Le Livre 5, entré en vigueur le 1er janvier 2023, introduit des dispositions importantes concernant les contrats en Belgique. Toutefois, il est essentiel de comprendre que ce livre ne s’applique qu’aux nouveaux contrats. Les anciens contrats restent régis par les règles antérieures, sauf accord contraire des parties. De même, les effets futurs des anciens contrats, ainsi que les actes juridiques et faits juridiques relatifs à ces contrats, continuent d’être régis par les anciennes règles, sauf disposition expresse en sens contraire.

Nous abordons quelques-unes des plus importantes nouveautés.

La responsabilité précontractuelle (on songe notamment aux négociations commerciales ou LOI en matière de transmissions d’entreprise)

Le Livre 5 introduit la responsabilité précontractuelle qui prévoit que si une partie rompt fautivement ses négociations, l’autre partie peut demander une indemnité couvrant l’intérêt négatif, c’est-à-dire les pertes et frais antérieurs à la faute (frais de conseil technique, avocat, expert-comptable, etc.). En cas de rupture fautive des négociations, cette responsabilité implique que la personne lésée soit remise dans la situation dans laquelle elle se serait trouvée s’il n’y avait pas eu de négociations. Si la partie lésée croyait légitimement que le contrat serait sans aucun doute conclu, elle peut même obtenir l’intérêt positif, soit une indemnité égale aux avantages nets que le contrat non conclu lui aurait procurés.

Ceci implique qu’il convient dorénavant d’être particulièrement attentif à baliser juridiquement toute négociation commerciale ou rachat d’entreprise. Il convient d’être prudent dans les informations que je communique et la croyance légitime que je pourrais faire naître dans l’esprit de mon cocontractant. Une limitation contractuelle de cette responsabilité précontractuelle parait par ailleurs tout à fait indispensable dès lors que des enjeux financiers importants sont à négocier. Il est par ailleurs avisé de préciser systématiquement que les projets échangés sont juridiquement non liants et feront l’objet de discussions entre parties.

Les conditions générales

Dorénavant, dès lors que des conditions générales sont entrées dans le champ des négociations (ce qui implique d’en avoir pris effectivement connaissance et de les avoir acceptées, ne fut-ce que tacitement), celles-ci sont opposables aux cocontractants. Une primauté demeure toutefois sur les conditions négociées qui priment sur les conditions générales (ce qui consacre la règle établir des conditions particulières qui priment sur les conditions générales).

En cas de conflits entre des conditions générales différentes, le contrat reste valide et chacune des conditions générales s’appliquent, à l’exception des clauses incompatibles.
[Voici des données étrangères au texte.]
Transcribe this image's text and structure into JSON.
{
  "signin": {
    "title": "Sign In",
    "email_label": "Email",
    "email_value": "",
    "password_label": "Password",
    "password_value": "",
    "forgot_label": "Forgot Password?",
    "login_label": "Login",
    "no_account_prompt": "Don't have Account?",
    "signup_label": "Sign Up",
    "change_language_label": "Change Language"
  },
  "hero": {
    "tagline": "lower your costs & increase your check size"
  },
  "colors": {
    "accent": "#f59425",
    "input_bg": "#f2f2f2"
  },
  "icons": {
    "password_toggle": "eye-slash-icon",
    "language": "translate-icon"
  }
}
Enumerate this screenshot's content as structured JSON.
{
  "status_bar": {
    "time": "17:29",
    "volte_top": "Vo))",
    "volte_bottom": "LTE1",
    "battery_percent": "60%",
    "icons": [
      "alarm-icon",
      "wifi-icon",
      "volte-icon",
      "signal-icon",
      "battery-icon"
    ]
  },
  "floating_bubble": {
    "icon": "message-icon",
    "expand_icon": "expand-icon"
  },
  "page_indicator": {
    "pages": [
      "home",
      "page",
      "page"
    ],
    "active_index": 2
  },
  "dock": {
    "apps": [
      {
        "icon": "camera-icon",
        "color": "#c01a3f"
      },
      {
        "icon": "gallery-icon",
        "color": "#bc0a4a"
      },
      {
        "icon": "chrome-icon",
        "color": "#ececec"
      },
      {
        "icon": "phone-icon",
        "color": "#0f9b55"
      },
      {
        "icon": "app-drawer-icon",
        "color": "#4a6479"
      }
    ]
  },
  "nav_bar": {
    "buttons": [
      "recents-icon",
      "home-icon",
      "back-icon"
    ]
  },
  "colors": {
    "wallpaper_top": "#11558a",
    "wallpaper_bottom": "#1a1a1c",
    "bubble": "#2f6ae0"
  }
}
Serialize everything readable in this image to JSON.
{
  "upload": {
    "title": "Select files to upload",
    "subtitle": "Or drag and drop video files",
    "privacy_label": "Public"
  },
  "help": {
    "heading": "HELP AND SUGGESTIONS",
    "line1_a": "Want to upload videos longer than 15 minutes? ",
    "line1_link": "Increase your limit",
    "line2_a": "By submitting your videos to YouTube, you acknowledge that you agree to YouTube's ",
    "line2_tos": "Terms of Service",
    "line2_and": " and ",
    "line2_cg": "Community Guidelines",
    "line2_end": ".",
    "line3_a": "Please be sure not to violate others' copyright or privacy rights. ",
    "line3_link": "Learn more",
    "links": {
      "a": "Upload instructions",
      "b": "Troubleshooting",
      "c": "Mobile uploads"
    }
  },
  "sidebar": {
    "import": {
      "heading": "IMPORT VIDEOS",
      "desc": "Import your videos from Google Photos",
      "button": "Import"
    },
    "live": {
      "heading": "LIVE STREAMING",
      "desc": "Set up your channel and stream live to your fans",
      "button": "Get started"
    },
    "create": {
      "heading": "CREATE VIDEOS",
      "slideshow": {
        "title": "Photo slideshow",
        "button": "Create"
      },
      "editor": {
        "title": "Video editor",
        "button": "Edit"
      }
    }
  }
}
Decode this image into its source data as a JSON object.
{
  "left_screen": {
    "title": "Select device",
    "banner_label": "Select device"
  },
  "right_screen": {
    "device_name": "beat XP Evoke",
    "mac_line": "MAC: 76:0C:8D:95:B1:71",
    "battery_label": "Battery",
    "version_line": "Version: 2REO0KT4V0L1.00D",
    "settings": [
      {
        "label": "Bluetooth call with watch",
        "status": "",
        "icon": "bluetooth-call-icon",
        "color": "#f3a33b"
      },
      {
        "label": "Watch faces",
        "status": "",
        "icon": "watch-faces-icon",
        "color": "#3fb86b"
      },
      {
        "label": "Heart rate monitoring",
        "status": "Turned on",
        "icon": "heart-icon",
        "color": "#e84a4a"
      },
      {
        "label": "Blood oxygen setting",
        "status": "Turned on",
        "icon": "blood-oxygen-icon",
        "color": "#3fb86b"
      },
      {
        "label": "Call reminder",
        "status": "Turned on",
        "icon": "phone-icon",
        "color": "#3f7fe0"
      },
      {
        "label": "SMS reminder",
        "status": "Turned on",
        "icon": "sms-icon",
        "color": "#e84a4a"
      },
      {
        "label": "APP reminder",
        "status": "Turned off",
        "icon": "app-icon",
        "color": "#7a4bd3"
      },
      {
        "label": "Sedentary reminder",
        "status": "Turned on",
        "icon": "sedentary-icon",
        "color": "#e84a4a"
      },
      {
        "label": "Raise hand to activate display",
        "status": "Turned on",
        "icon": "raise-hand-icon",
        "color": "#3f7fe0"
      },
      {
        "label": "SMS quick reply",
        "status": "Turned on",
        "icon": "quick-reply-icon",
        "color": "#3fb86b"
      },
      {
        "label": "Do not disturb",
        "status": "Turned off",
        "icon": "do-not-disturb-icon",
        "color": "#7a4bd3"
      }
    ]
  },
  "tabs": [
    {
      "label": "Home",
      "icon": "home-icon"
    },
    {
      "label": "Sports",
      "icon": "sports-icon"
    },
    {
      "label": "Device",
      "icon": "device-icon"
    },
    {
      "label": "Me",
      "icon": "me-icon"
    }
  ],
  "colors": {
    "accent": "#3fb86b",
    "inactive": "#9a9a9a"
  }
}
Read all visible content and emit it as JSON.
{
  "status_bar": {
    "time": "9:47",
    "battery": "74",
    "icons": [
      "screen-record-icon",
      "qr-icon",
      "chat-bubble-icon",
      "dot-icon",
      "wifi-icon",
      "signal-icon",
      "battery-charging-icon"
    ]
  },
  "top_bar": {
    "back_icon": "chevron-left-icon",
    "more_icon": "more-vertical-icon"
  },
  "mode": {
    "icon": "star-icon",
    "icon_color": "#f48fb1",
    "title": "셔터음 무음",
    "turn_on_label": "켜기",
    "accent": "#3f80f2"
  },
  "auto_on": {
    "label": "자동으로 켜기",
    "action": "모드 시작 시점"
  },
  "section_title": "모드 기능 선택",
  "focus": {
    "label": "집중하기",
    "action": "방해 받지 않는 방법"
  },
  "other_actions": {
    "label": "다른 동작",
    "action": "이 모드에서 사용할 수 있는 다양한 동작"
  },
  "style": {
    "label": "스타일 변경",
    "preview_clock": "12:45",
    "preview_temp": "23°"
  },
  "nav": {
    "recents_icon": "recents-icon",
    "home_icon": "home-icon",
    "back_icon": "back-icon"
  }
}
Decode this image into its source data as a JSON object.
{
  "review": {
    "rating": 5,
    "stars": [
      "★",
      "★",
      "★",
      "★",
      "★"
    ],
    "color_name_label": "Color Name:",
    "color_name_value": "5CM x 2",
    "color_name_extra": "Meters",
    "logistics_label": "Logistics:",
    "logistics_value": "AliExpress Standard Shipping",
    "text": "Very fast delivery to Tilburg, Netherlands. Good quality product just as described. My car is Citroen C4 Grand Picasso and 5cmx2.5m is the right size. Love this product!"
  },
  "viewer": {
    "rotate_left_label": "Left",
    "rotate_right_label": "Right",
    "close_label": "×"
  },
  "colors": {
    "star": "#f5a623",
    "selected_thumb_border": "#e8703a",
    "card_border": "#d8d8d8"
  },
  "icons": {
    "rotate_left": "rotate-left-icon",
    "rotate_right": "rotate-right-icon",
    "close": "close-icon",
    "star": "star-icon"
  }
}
Il est donc aujourd’hui, plus que jamais devenu indispensable de disposer de conditions générales sur mesure en béton armé (qui visent et protègent spécifiquement les difficultés liées à vos activités propres).

Si vous constatez que certaines clauses des conditions générales de votre cocontractant sont « imbuvables » (ce qui est déjà bon signe puisque vous avez compris que vous ne pouvez plus être inattentif à ce genre de document !), vous devez impérativement et immédiatement réagir. Le simple fait de prévoir que au sein de vos conditions générales qu’elles excluent celles de votre cocontractant ne suffit plus, il convient d’écrire expressément dans un courrier/courriel annexe et préalablement à l’acceptation des conditions générales ou, sans retard injustifié après l’acceptation de ces conditions générales, que vous refusez d’être lié par le contrat.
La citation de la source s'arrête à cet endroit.